It’s hard to review Honda’s ninth-generation Civic Si without referencing the eighth-generation model. That car, sold from 2006 to 2011, was a master class in small, affordable, thrifty performance. The quick steering rack, taut suspension, and revvy, 197-horsepower VTEC engine were things of beauty. Even the Si’s lack of torque (it came to market with just 139 pound-feet) was a benefit, thanks to the unique traits of its engine.
That low torque, coupled with a tenacious ability to climb the tachometer made for a challenging driving experience, as the driver had to work to keep the Civic going hard. We hate to use this term, but when the VTEC kicked in (yo!), it was accompanied by a sweet, audible changeover that became downright addicting the more we triggered it. With these combination of characteristics, the Si practically begged its driver to push harder and harder.

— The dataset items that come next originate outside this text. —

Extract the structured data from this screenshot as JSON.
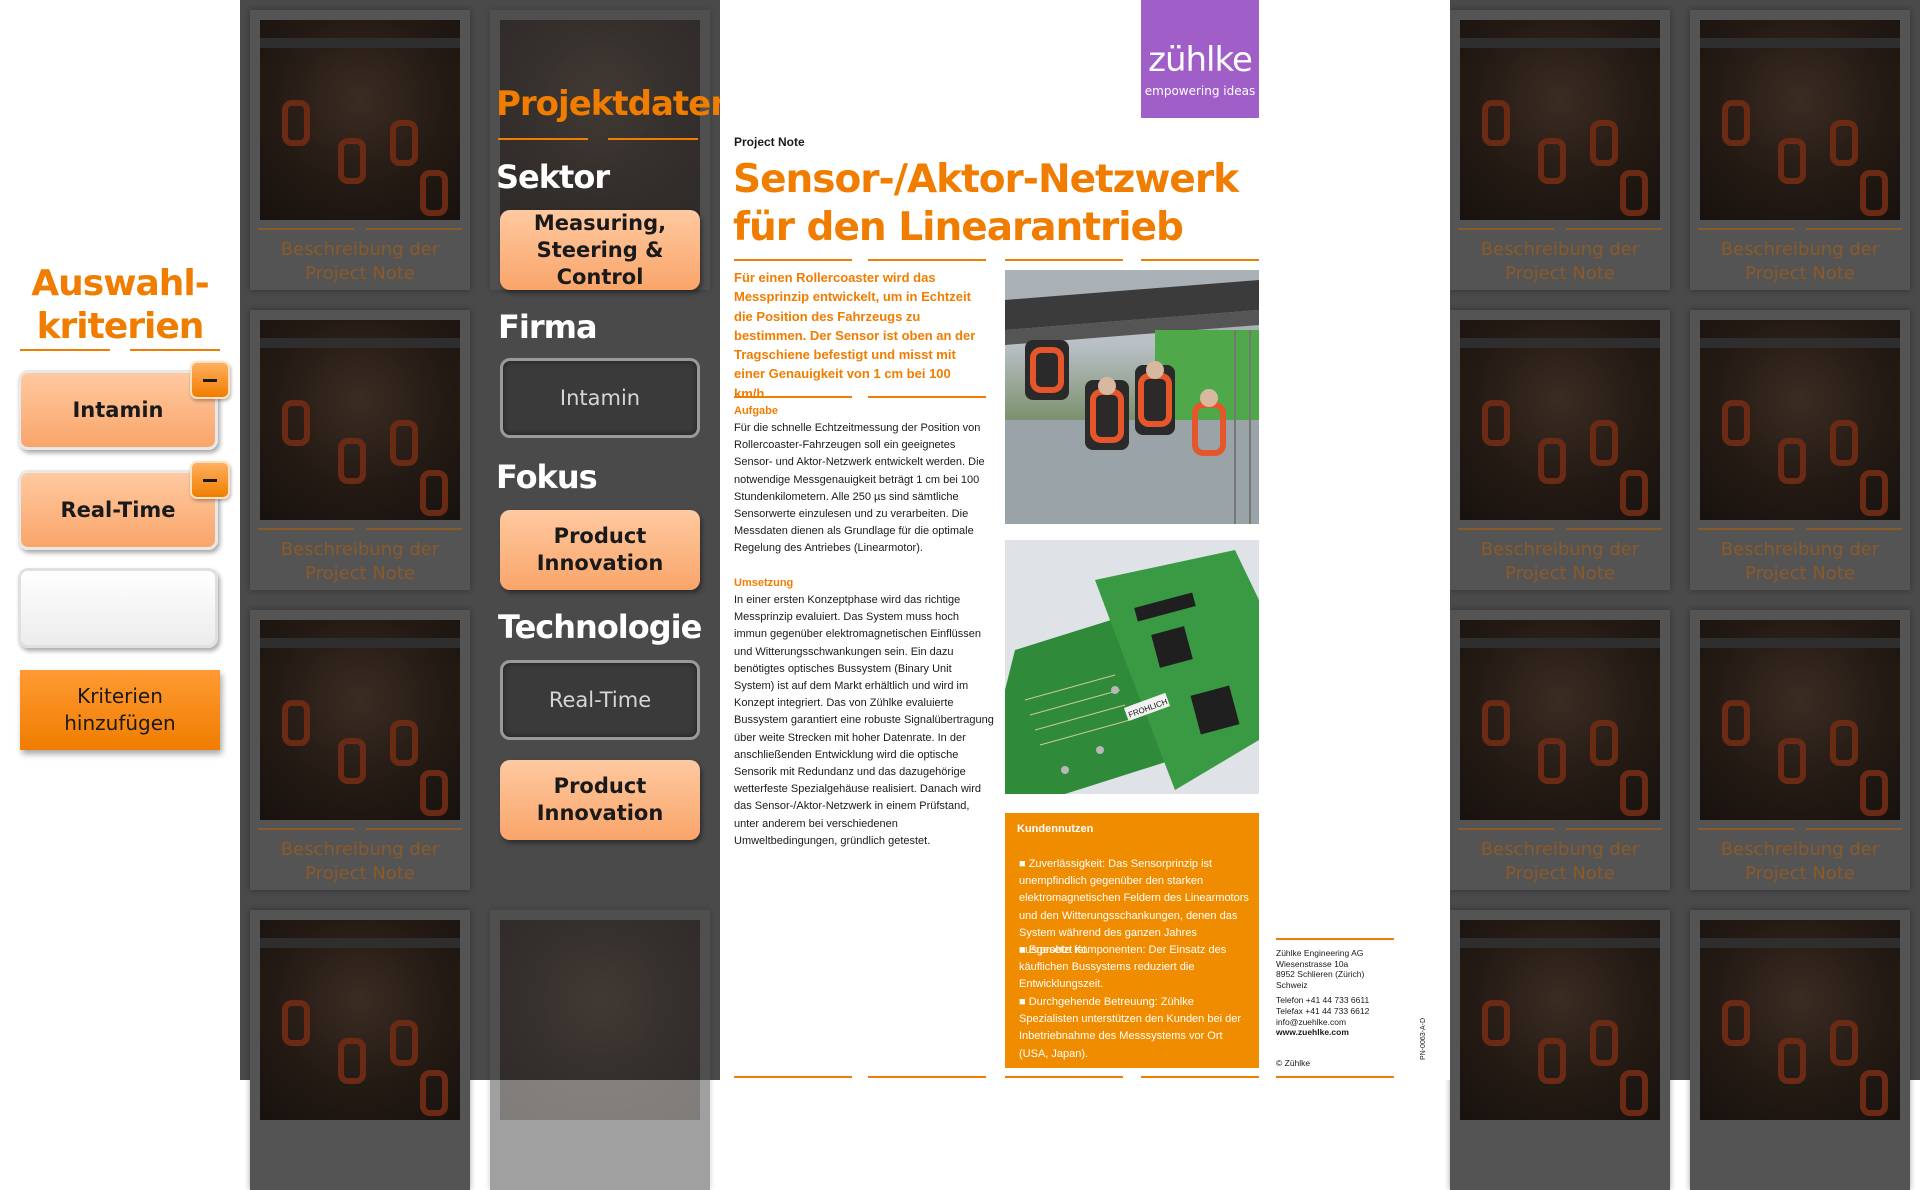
{
  "criteria_panel": {
    "heading_line1": "Auswahl-",
    "heading_line2": "kriterien",
    "selected": [
      {
        "label": "Intamin"
      },
      {
        "label": "Real-Time"
      }
    ],
    "empty_slot_label": "",
    "remove_symbol": "−",
    "add_button_line1": "Kriterien",
    "add_button_line2": "hinzufügen"
  },
  "tile_caption_line1": "Beschreibung der",
  "tile_caption_line2": "Project Note",
  "project_data": {
    "heading": "Projektdaten",
    "sector_label": "Sektor",
    "sector_value": "Measuring, Steering & Control",
    "company_label": "Firma",
    "company_value": "Intamin",
    "focus_label": "Fokus",
    "focus_value": "Product Innovation",
    "technology_label": "Technologie",
    "technology_value_1": "Real-Time",
    "technology_value_2": "Product Innovation"
  },
  "document": {
    "logo_word": "zühlke",
    "logo_tagline": "empowering ideas",
    "kicker": "Project Note",
    "title": "Sensor-/Aktor-Netzwerk für den Linearantrieb",
    "lead": "Für einen Rollercoaster wird das Messprinzip entwickelt, um in Echtzeit die Position des Fahrzeugs zu bestimmen. Der Sensor ist oben an der Tragschiene befestigt und misst mit einer Genauigkeit von 1 cm bei 100 km/h.",
    "aufgabe_heading": "Aufgabe",
    "aufgabe_text": "Für die schnelle Echtzeitmessung der Position von Rollercoaster-Fahrzeugen soll ein geeignetes Sensor- und Aktor-Netzwerk entwickelt werden. Die notwendige Messgenauigkeit beträgt 1 cm bei 100 Stundenkilometern. Alle 250 µs sind sämtliche Sensorwerte einzulesen und zu verarbeiten. Die Messdaten dienen als Grundlage für die optimale Regelung des Antriebes (Linearmotor).",
    "umsetzung_heading": "Umsetzung",
    "umsetzung_text": "In einer ersten Konzeptphase wird das richtige Messprinzip evaluiert. Das System muss hoch immun gegenüber elektromagnetischen Einflüssen und Witterungsschwankungen sein. Ein dazu benötigtes optisches Bussystem (Binary Unit System) ist auf dem Markt erhältlich und wird im Konzept integriert. Das von Zühlke evaluierte Bussystem garantiert eine robuste Signalübertragung über weite Strecken mit hoher Datenrate. In der anschließenden Entwicklung wird die optische Sensorik mit Redundanz und das dazugehörige wetterfeste Spezialgehäuse realisiert. Danach wird das Sensor-/Aktor-Netzwerk in einem Prüfstand, unter anderem bei verschiedenen Umweltbedingungen, gründlich getestet.",
    "kundennutzen_heading": "Kundennutzen",
    "kundennutzen_items": [
      "Zuverlässigkeit: Das Sensorprinzip ist unempfindlich gegenüber den starken elektromagnetischen Feldern des Linearmotors und den Witterungsschankungen, denen das System während des ganzen Jahres ausgesetzt ist.",
      "Erprobte Komponenten: Der Einsatz des käuflichen Bussystems reduziert die Entwicklungszeit.",
      "Durchgehende Betreuung: Zühlke Spezialisten unterstützen den Kunden bei der Inbetriebnahme des Messsystems vor Ort (USA, Japan)."
    ],
    "board_label": "FROHLICH",
    "address": {
      "company": "Zühlke Engineering AG",
      "street": "Wiesenstrasse 10a",
      "city": "8952 Schlieren (Zürich)",
      "country": "Schweiz",
      "phone": "Telefon +41 44 733 6611",
      "fax": "Telefax +41 44 733 6612",
      "email": "info@zuehlke.com",
      "web": "www.zuehlke.com"
    },
    "copyright": "© Zühlke",
    "doc_code": "PN-0063-A-D"
  },
  "colors": {
    "accent_orange": "#f07d00",
    "button_orange_light": "#ffc9a0",
    "dark_bg": "#4a4a4a",
    "logo_purple": "#a05ec8"
  }
}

That’s not the case with the ninth-generation Si, which arrived to mixed reviews in 2012. Part of this was down to the new, 2.4-liter four-cylinder, which featured a significant jump in torque, up to 170 pound-feet. This newfound torque came at a cost, though, with the redline dropping from the stratospheric (and giggle-inducing) 8000 rpm to a more sane 7100 rpm. Moreover, the action of the VTEC is far subtler, lacking the two-staged nature of the old car.
Not surprisingly, the new Civic isn’t quite as good a companion as the eighth-generation car. Where the 2013 improves, especially over the 2012, is in its refinement. The interior is quieter, cutting down on wind and tire noise. The only engine noise that enters the cabin is of the “good” variety.
The choice of cabin materials is a significant improvement, as it now feels befitting of a $25,000 car. The materials are softer to the touch, and look better in general. There are still niggles, though, like the navigation and infotainment system. The graphics of the touchscreen display are subpar, and surrounding the screen with small, difficult-to-read-and-manipulate buttons is as bad of a call now as it was when the system arrived in the mid 2000s.
As usual, Honda has done just fine with the driver’s primary interfaces. A pair of meaty sports seats keeps the driver and passenger snug during hard cornering, and the small, flat-bottomed steering wheel is finished in a grippy, perforated leather. The shifter, a tiny knob, has the beautiful action that Honda is known for. It’s smooth and easy to use, although the gates aren’t quite as distinct as we remember.
Overall, while this new Civic isn’t the engaging drive that the eighth-generation model is, we’d argue that the improvements in refinement and comfort are enough to take a look at one.